Il dolore della guerra e l’amore
La guerra sconvolge la vita della famiglia. Nel 1942 il fratello maggiore Primaldo parte per la campagna di Russia. Non farà più ritorno. Antonietta vive un dolore immenso per questa perdita.
Poco dopo trova l’amore in un uomo più grande di lei. Lo conosce nel vicino paese di Triora. Insieme mettono al mondo tre figli: Aldo, Antonella e Walter. Antonietta dedica la sua vita alla ricerca delle erbe spontanee. Mette in pratica tutti gli insegnamenti paterni. Ancora oggi rappresenta la testimone di una tradizione preziosa. Ha insegnato tutti i segreti a sua figlia. Inoltre, tiene molto a definirsi una fata, non una strega.
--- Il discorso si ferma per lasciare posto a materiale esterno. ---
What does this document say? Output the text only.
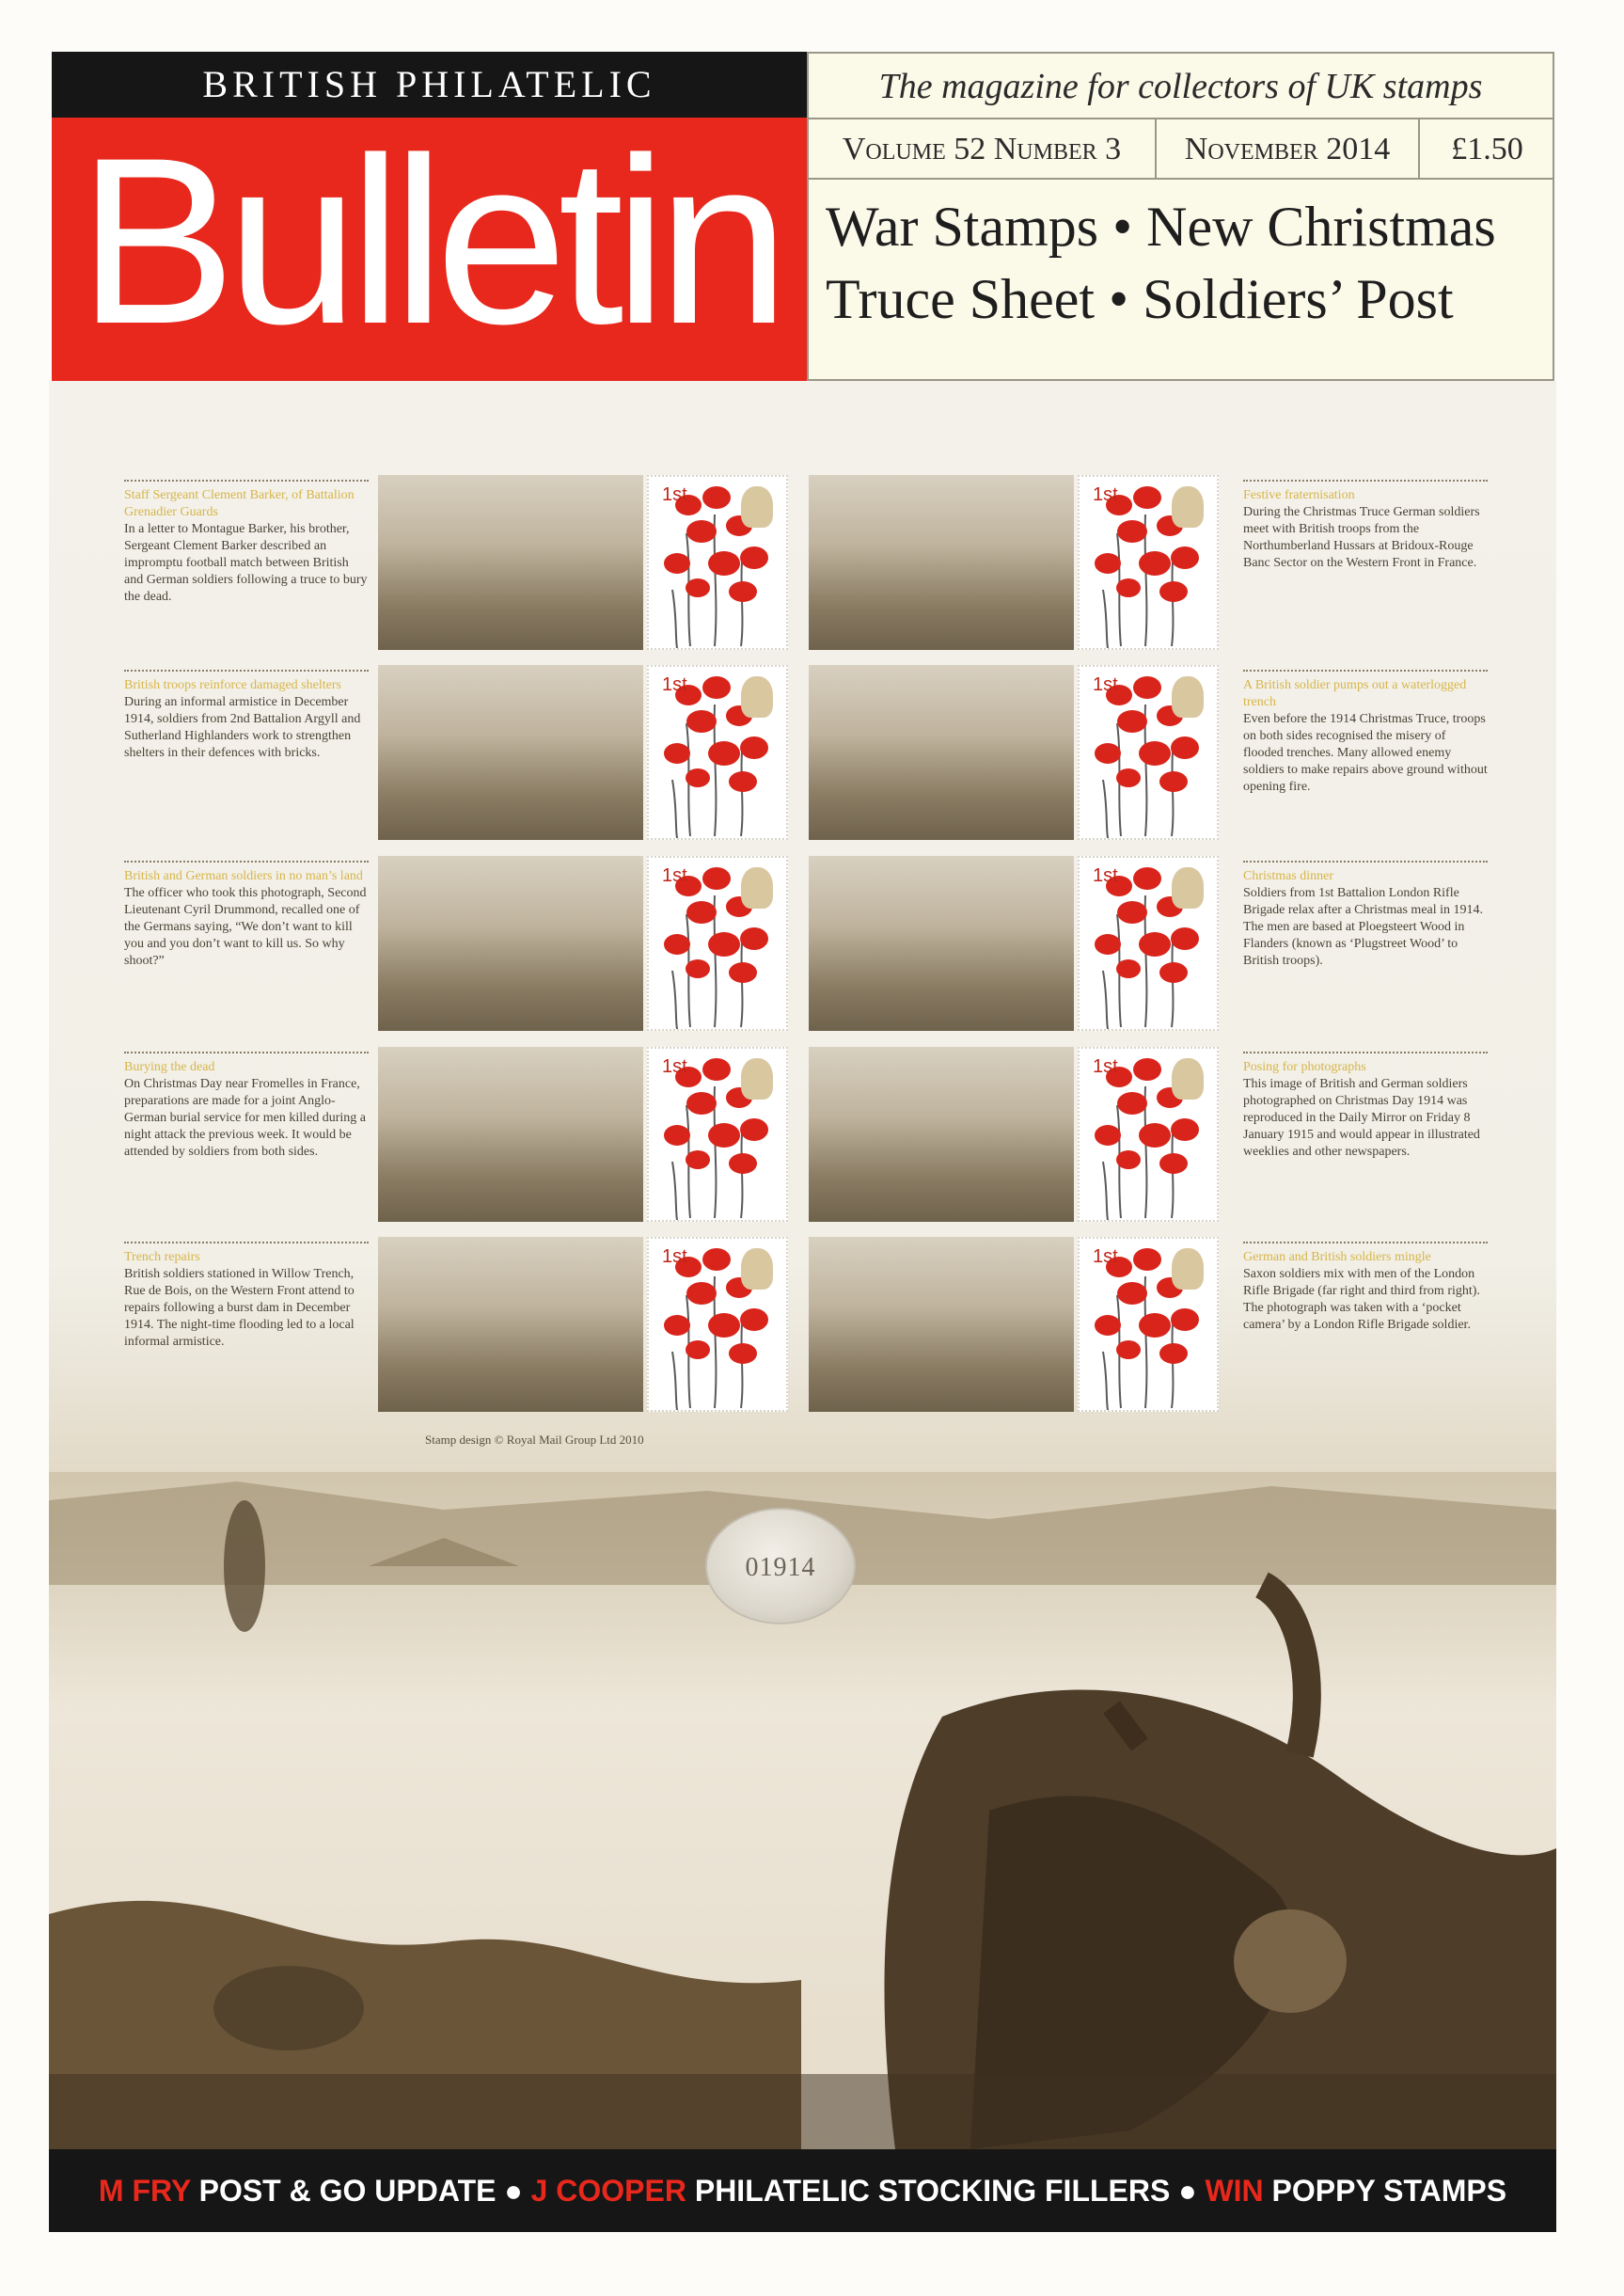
BRITISH PHILATELIC
Bulletin
The magazine for collectors of UK stamps
Volume 52 Number 3	November 2014	£1.50
War Stamps • New Christmas
Truce Sheet • Soldiers’ Post
Staff Sergeant Clement Barker, of Battalion Grenadier Guards
In a letter to Montague Barker, his brother, Sergeant Clement Barker described an impromptu football match between British and German soldiers following a truce to bury the dead.
British troops reinforce damaged shelters
During an informal armistice in December 1914, soldiers from 2nd Battalion Argyll and Sutherland Highlanders work to strengthen shelters in their defences with bricks.
British and German soldiers in no man’s land
The officer who took this photograph, Second Lieutenant Cyril Drummond, recalled one of the Germans saying, “We don’t want to kill you and you don’t want to kill us. So why shoot?”
Burying the dead
On Christmas Day near Fromelles in France, preparations are made for a joint Anglo-German burial service for men killed during a night attack the previous week. It would be attended by soldiers from both sides.
Trench repairs
British soldiers stationed in Willow Trench, Rue de Bois, on the Western Front attend to repairs following a burst dam in December 1914. The night-time flooding led to a local informal armistice.
Festive fraternisation
During the Christmas Truce German soldiers meet with British troops from the Northumberland Hussars at Bridoux-Rouge Banc Sector on the Western Front in France.
A British soldier pumps out a waterlogged trench
Even before the 1914 Christmas Truce, troops on both sides recognised the misery of flooded trenches. Many allowed enemy soldiers to make repairs above ground without opening fire.
Christmas dinner
Soldiers from 1st Battalion London Rifle Brigade relax after a Christmas meal in 1914. The men are based at Ploegsteert Wood in Flanders (known as ‘Plugstreet Wood’ to British troops).
Posing for photographs
This image of British and German soldiers photographed on Christmas Day 1914 was reproduced in the Daily Mirror on Friday 8 January 1915 and would appear in illustrated weeklies and other newspapers.
German and British soldiers mingle
Saxon soldiers mix with men of the London Rifle Brigade (far right and third from right). The photograph was taken with a ‘pocket camera’ by a London Rifle Brigade soldier.
1st	1st
1st	1st
1st	1st
1st	1st
1st	1st
Stamp design © Royal Mail Group Ltd 2010
01914
M FRY POST & GO UPDATE ● J COOPER PHILATELIC STOCKING FILLERS ● WIN POPPY STAMPS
Due ragazze degli anni ’70: Cinzia Leone e Renata Morselli
La puntata prosegue con le storie di due donne nate negli anni ’70. Cinzia Leone nasce a Roma il 4 marzo 1959. Diventa una delle attrici comiche più iconiche degli anni ’80 e ’90.
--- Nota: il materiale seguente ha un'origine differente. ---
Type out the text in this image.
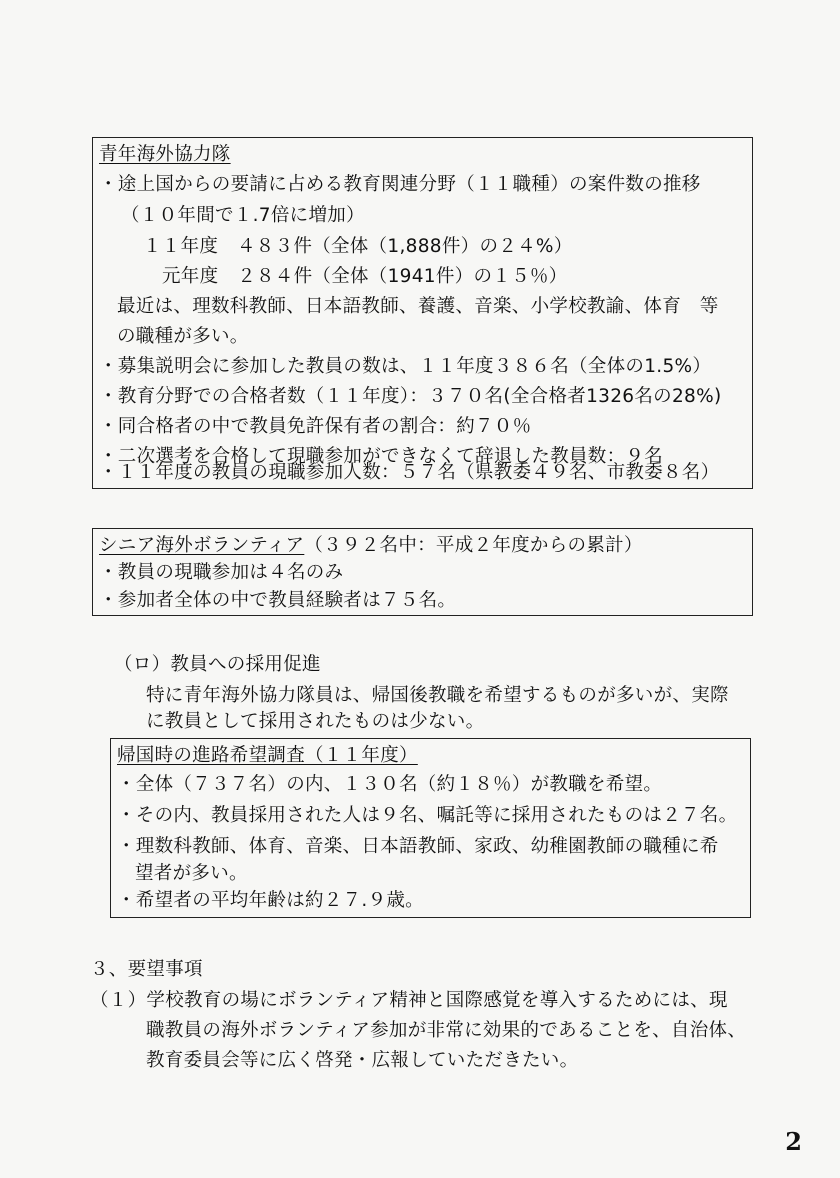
青年海外協力隊
・途上国からの要請に占める教育関連分野（１１職種）の案件数の推移
（１０年間で１.7倍に増加）
１１年度　４８３件（全体（1,888件）の２４%）
元年度　２８４件（全体（1941件）の１５％）
最近は、理数科教師、日本語教師、養護、音楽、小学校教諭、体育　等
の職種が多い。
・募集説明会に参加した教員の数は、１１年度３８６名（全体の1.5%）
・教育分野での合格者数（１１年度）：３７０名(全合格者1326名の28%)
・同合格者の中で教員免許保有者の割合：約７０％
・二次選考を合格して現職参加ができなくて辞退した教員数：９名
・１１年度の教員の現職参加人数：５７名（県教委４９名、市教委８名）
シニア海外ボランティア（３９２名中：平成２年度からの累計）
・教員の現職参加は４名のみ
・参加者全体の中で教員経験者は７５名。
（ロ）教員への採用促進
特に青年海外協力隊員は、帰国後教職を希望するものが多いが、実際
に教員として採用されたものは少ない。
帰国時の進路希望調査（１１年度）
・全体（７３７名）の内、１３０名（約１８％）が教職を希望。
・その内、教員採用された人は９名、嘱託等に採用されたものは２７名。
・理数科教師、体育、音楽、日本語教師、家政、幼稚園教師の職種に希
望者が多い。
・希望者の平均年齢は約２７.９歳。
３、要望事項
（１）学校教育の場にボランティア精神と国際感覚を導入するためには、現
職教員の海外ボランティア参加が非常に効果的であることを、自治体、
教育委員会等に広く啓発・広報していただきたい。
2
La sua interpretazione più importante è in “Parenti serpenti” di Mario Monicelli. Il film è diventato un cult della commedia italiana. Tuttavia, il 26 dicembre 1991 accade un evento drammatico. Dopo la proiezione di “Donne con le gonne” di Francesco Nuti, accusa un grave malore.
La rinascita di Cinzia
Viene ricoverata per un aneurisma congenito all’arteria basilare. Grazie a un delicato intervento negli Stati Uniti riesce a salvarsi. Purtroppo rimane con la parte sinistra del corpo paralizzata. La riabilitazione dura anni.
Nonostante le difficoltà, Cinzia riesce a tornare in teatro. Partecipa a vari spettacoli dimostrando una straordinaria forza d’animo. La sua storia si intreccia con quella di Renata Morselli.
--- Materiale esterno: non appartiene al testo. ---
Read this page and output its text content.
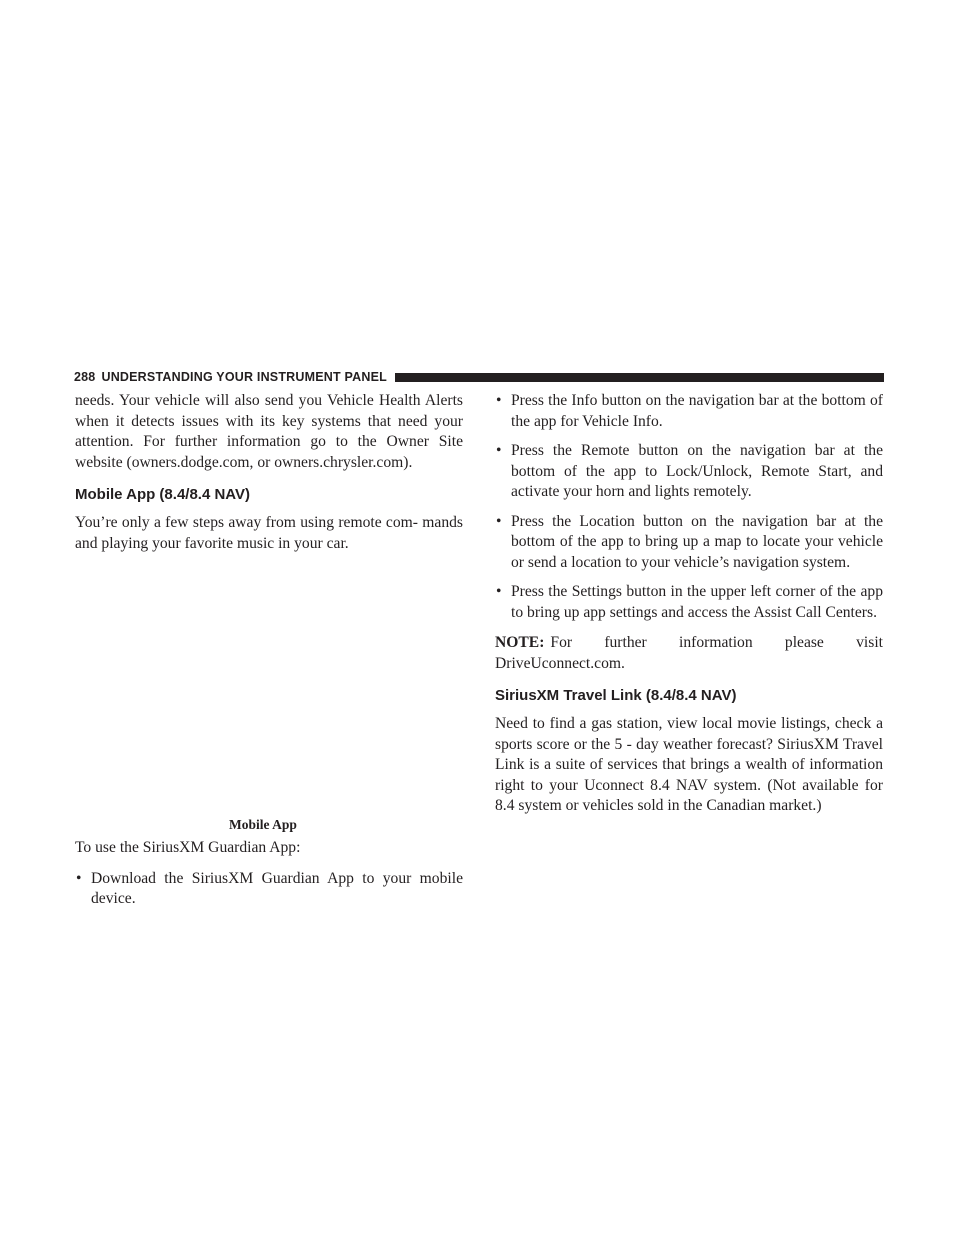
288 UNDERSTANDING YOUR INSTRUMENT PANEL

needs. Your vehicle will also send you Vehicle Health Alerts when it detects issues with its key systems that need your attention. For further information go to the Owner Site website (owners.dodge.com, or owners.chrysler.com).

Mobile App (8.4/8.4 NAV)

You’re only a few steps away from using remote com- mands and playing your favorite music in your car.

Mobile App

To use the SiriusXM Guardian App:

• Download the SiriusXM Guardian App to your mobile device.
• Press the Info button on the navigation bar at the bottom of the app for Vehicle Info.
• Press the Remote button on the navigation bar at the bottom of the app to Lock/Unlock, Remote Start, and activate your horn and lights remotely.
• Press the Location button on the navigation bar at the bottom of the app to bring up a map to locate your vehicle or send a location to your vehicle’s navigation system.
• Press the Settings button in the upper left corner of the app to bring up app settings and access the Assist Call Centers.

NOTE: For further information please visit DriveUconnect.com.

SiriusXM Travel Link (8.4/8.4 NAV)

Need to find a gas station, view local movie listings, check a sports score or the 5 - day weather forecast? SiriusXM Travel Link is a suite of services that brings a wealth of information right to your Uconnect 8.4 NAV system. (Not available for 8.4 system or vehicles sold in the Canadian market.)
La passione per la musica di Renata
Renata nasce nel 1950 a Bozzolo, in provincia di Mantova. A soli sedici anni, nel 1966, inizia a lavorare come commessa. Il suo reparto è quello dei dischi della Standa in Piazza Duomo a Como.
La passione per la musica diventa il fulcro della sua vita. Ama soprattutto il rock e il metal. Questa passione la spinge ad aprire “Renata Music”, il suo storico negozio di dischi. Negli anni il negozio diventa un punto di riferimento in città.
Anni ’60: Sandra Rizzi e Wilma Goich
La puntata presenta anche due ragazze degli anni ’60. Sandra Rizzi nasce a Udine nel 1943. Cresce al Lido di Venezia con la passione per il volo. Suo padre era un pilota sportivo morto tragicamente in un incidente aereo.
Dopo essersi trasferita a Milano, Sandra diventa una pioniera del paracadutismo femminile italiano. Abbatte le barriere di un mondo maschilista. La sua storia si affianca a quella di Wilma Goich.
La voce indimenticabile di Wilma
Wilma Goich nasce a Cairo Montenotte il 16 ottobre 1945. Fin da bambina dimostra un talento straordinario per il canto. Debutta giovanissima nella musica.
Grazie alla casa discografica Ricordi, a diciassette anni inizia a incidere successi. Partecipa a numerosi Festival di Sanremo conquistando il pubblico. Tra i suoi brani indimenticabili c’è “Le colline sono in fiore” del 1965. Seguono altre hit come “Gli occhi miei”. La sua carriera si intreccia con quella di Edoardo Vianello. I due si sposano nel 1967.